I previously referenced the 8th, 9th, and 14th Amendments. These are all mostly vague and intentionally non-specific. They don’t really say much, but instead give the Supreme Court a vehicle for interpreting a wide variety of circumstances in whatever way they choose.
Yet there are other amendments in the Bill of Rights that are rather strangely specific. Every modern democracy on earth has provisions for allowing citizens to own firearms, yet very few have felt the need to enumerate that right in a constitution, yet there it is in the US Constitution, much to the dismay of many. The Third Amendment about quartering soldiers in private homes is not just quaint by modern standards, but almost comical in its specificity. There are other very specific ones, like the abolition of slavery, prohibiting denial of the right to vote based on race, but they’re more modern additions.
Yet the right to self-defense is enumerated nowhere.

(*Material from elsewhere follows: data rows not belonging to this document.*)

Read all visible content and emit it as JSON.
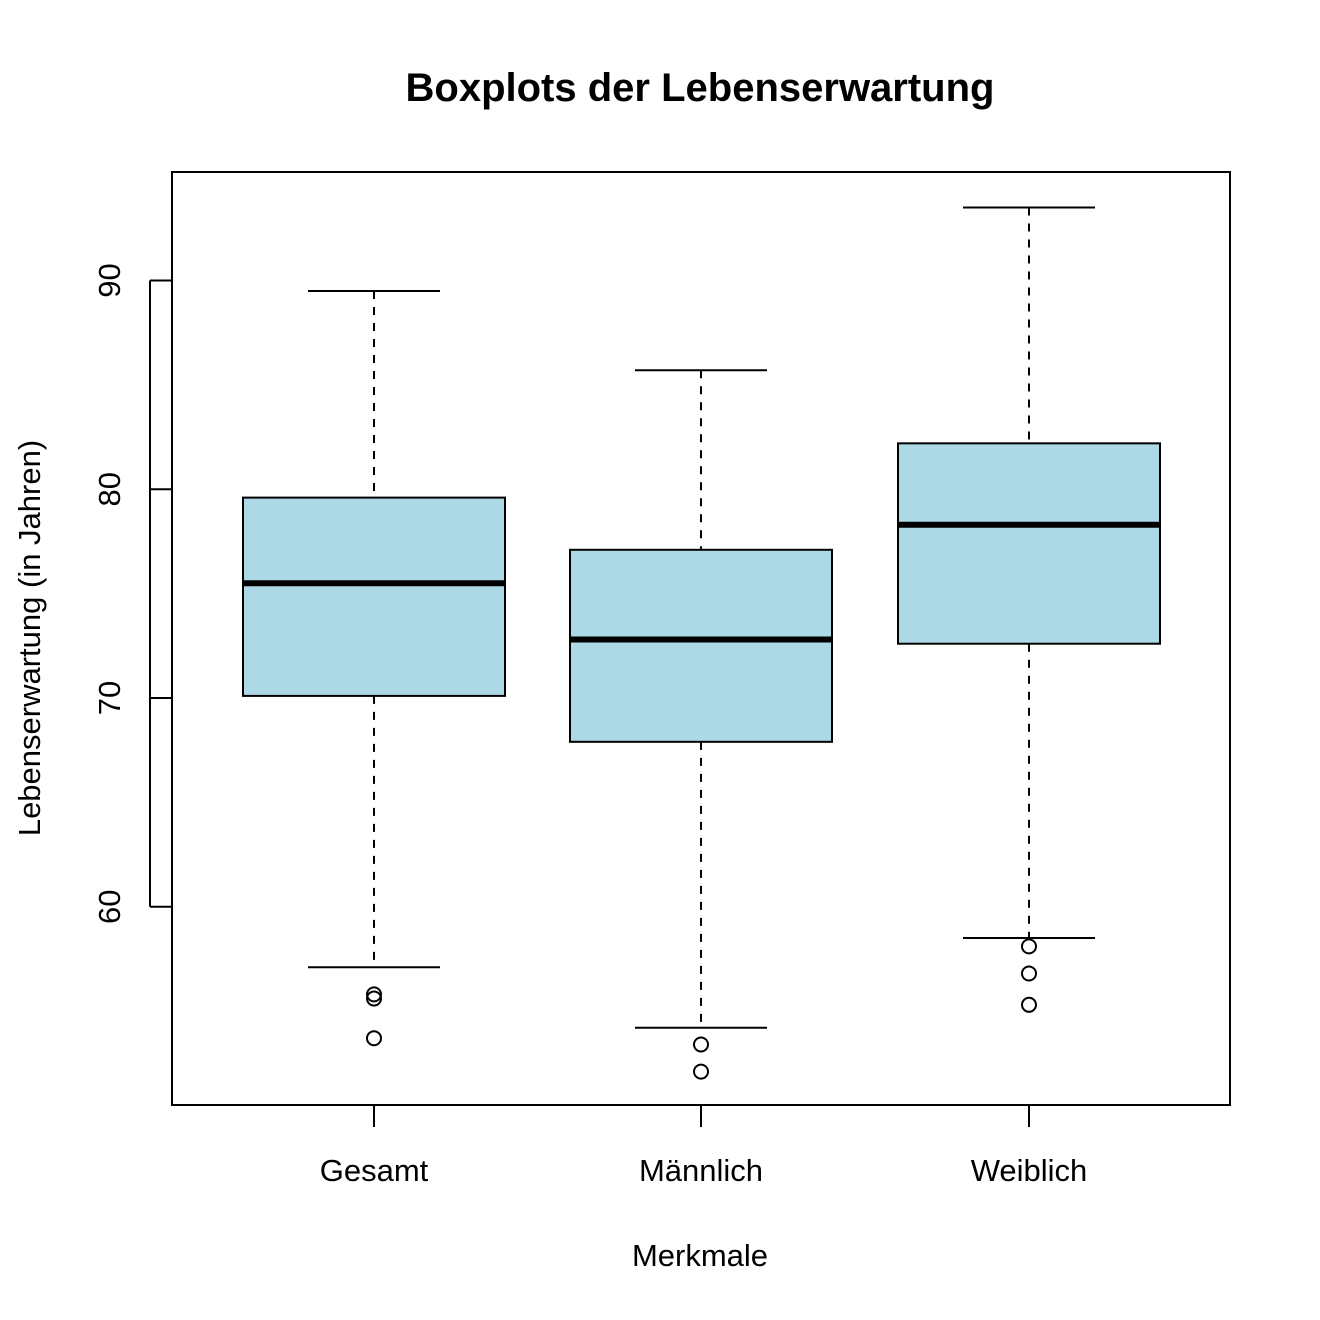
{
  "chart_data": {
    "type": "boxplot",
    "title": "Boxplots der Lebenserwartung",
    "xlabel": "Merkmale",
    "ylabel": "Lebenserwartung (in Jahren)",
    "ylim": [
      50.5,
      95.2
    ],
    "y_ticks": [
      60,
      70,
      80,
      90
    ],
    "y_tick_labels": [
      "60",
      "70",
      "80",
      "90"
    ],
    "categories": [
      "Gesamt",
      "Männlich",
      "Weiblich"
    ],
    "box_fill": "#add8e6",
    "grid": false,
    "boxes": [
      {
        "name": "Gesamt",
        "whisker_low": 57.1,
        "q1": 70.1,
        "median": 75.5,
        "q3": 79.6,
        "whisker_high": 89.5,
        "outliers": [
          55.8,
          55.6,
          53.7
        ]
      },
      {
        "name": "Männlich",
        "whisker_low": 54.2,
        "q1": 67.9,
        "median": 72.8,
        "q3": 77.1,
        "whisker_high": 85.7,
        "outliers": [
          53.4,
          52.1
        ]
      },
      {
        "name": "Weiblich",
        "whisker_low": 58.5,
        "q1": 72.6,
        "median": 78.3,
        "q3": 82.2,
        "whisker_high": 93.5,
        "outliers": [
          58.1,
          56.8,
          55.3
        ]
      }
    ]
  }
}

If the founders felt it was sufficiently fundamental and important, it easily could have been; in fact, given the ill-advised inclusion of the Second Amendment, that would have been the perfect place to put it. But it’s not there, except in the fevered imagination of Antonin Scalia. Is it perhaps precisely because it’s such a well established historical matter of law that the founders felt it was unnecessary to include it? No, because there is a whole set of amendments dealing with the justice system and the rights of the accused, like due process, warrants, the right to counsel, and many others, all of which are well established matters of law.
If amendments like the 9th or the 14th are going to be interpreted so liberally that they can be presumed to imply all kinds of unspecified rights like self-defense, or if Scalia is going to re-interpret the 2nd to imply a right to self-defense with a firearm, then those open-ended ones like the 9th or 14th can even more plausibly be interpreted to imply that every citizen, having a right to life and property, should bloody well have a fundamental right to health care (this is in fact set out in Article 25 of the UN Universal Declaration of Human Rights). When is that going to happen? Instead, we have increasing precedent reinforced by cases like the Rittenhouse verdict, supported by bad laws, that give you the right to shoot people. But if you’re the victim of a shooting, or the victim of a serious and costly illness, well, pal, sucks to be you.